At the same time, Nussbaum has worked to articulate ideas concerning
injustice, in particular towards women, in the writing of two books
and a lecture series.
In her evening convocation speech Nussbaum gave an address entitled
Global Duties: Western Philosophys Problematic Legacy.
Her address opened with the illuminating statistics of life expectancy
of an American child, 76.4 years, in comparison to Third World nations,
where there is a drop to around 37.4 years. Her point was to drive
in that survival is based on basic human goods, and that matters of
chance dictate where one is born, and thus ones life expectancy
and living environment.
Nussbaum highlighted her many insights toward justice, while accrediting
Cicero as the first historically to write significantly about justice.

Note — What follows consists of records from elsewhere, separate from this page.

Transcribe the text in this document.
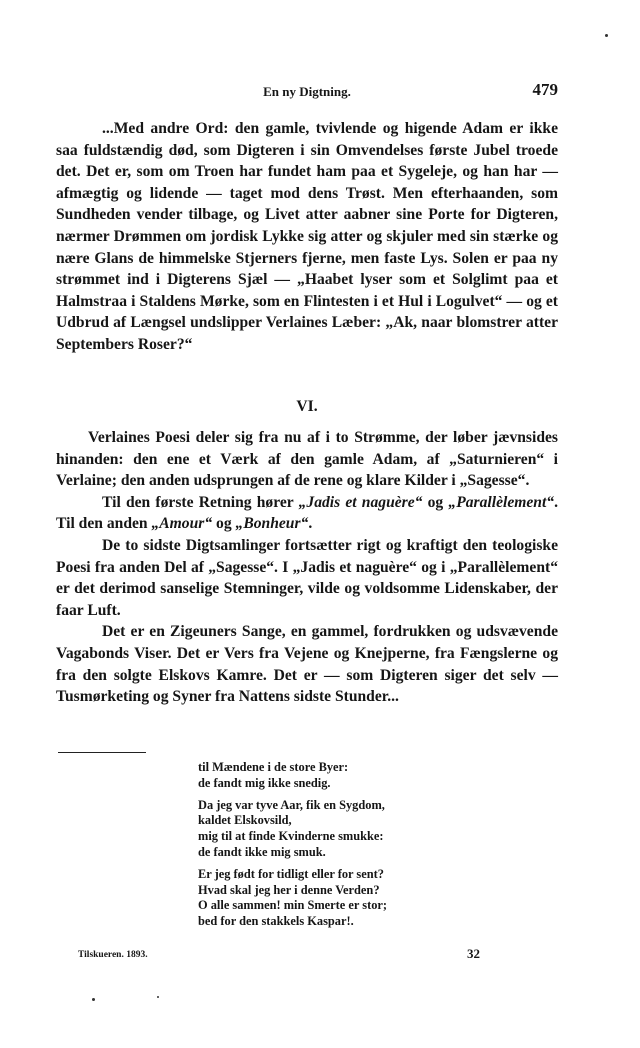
En ny Digtning.	479

...Med andre Ord: den gamle, tvivlende og higende Adam er ikke saa fuldstændig død, som Digteren i sin Omvendelses første Jubel troede det. Det er, som om Troen har fundet ham paa et Sygeleje, og han har — afmægtig og lidende — taget mod dens Trøst. Men efterhaanden, som Sundheden vender tilbage, og Livet atter aabner sine Porte for Digteren, nærmer Drømmen om jordisk Lykke sig atter og skjuler med sin stærke og nære Glans de himmelske Stjerners fjerne, men faste Lys. Solen er paa ny strømmet ind i Digterens Sjæl — „Haabet lyser som et Solglimt paa et Halmstraa i Staldens Mørke, som en Flintesten i et Hul i Logulvet“ — og et Udbrud af Længsel undslipper Verlaines Læber: „Ak, naar blomstrer atter Septembers Roser?“

VI.

Verlaines Poesi deler sig fra nu af i to Strømme, der løber jævnsides hinanden: den ene et Værk af den gamle Adam, af „Saturnieren“ i Verlaine; den anden udsprungen af de rene og klare Kilder i „Sagesse“.

Til den første Retning hører „Jadis et naguère“ og „Parallèlement“. Til den anden „Amour“ og „Bonheur“.

De to sidste Digtsamlinger fortsætter rigt og kraftigt den teologiske Poesi fra anden Del af „Sagesse“. I „Jadis et naguère“ og i „Parallèlement“ er det derimod sanselige Stemninger, vilde og voldsomme Lidenskaber, der faar Luft.

Det er en Zigeuners Sange, en gammel, fordrukken og udsvævende Vagabonds Viser. Det er Vers fra Vejene og Knejperne, fra Fængslerne og fra den solgte Elskovs Kamre. Det er — som Digteren siger det selv — Tusmørketing og Syner fra Nattens sidste Stunder...

til Mændene i de store Byer:
de fandt mig ikke snedig.
Da jeg var tyve Aar, fik en Sygdom,
kaldet Elskovsild,
mig til at finde Kvinderne smukke:
de fandt ikke mig smuk.
Er jeg født for tidligt eller for sent?
Hvad skal jeg her i denne Verden?
O alle sammen! min Smerte er stor;
bed for den stakkels Kaspar!.
Tilskueren. 1893.	32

To demonstrate the centrality of Ciceros discourse on justice,
she uses his passages as the grounding against which most of her arguments
are made. Nussbaum addresses the contradiction of immediate action
against crimes of humanity, while deliberately ignoring the need for
basic human goods such as food, as a perfect example of flaw in Ciceros
view on justice. She argues that duties of justice should also be
duties of aide. Nussbaum continues on through a series of arguments
against Ciceros concept of the insignificance of external blows
in comparison to the will. Quoting lengthy passages of Ciceros
text, Nussbaum delicately dissects details that she uses in argument
against what she believes is a fiercely wrong view of world matters.
Martha Nussbaum attended Wellesley College and New York University,
as well as Harvard, where she received her M.A. and her Ph.D. Nussbaum
has written ten books, and given many lectures world-wide. She also
runs up to ten miles a day. Next year she will be helping to run a
conference in India on ethics and globalization.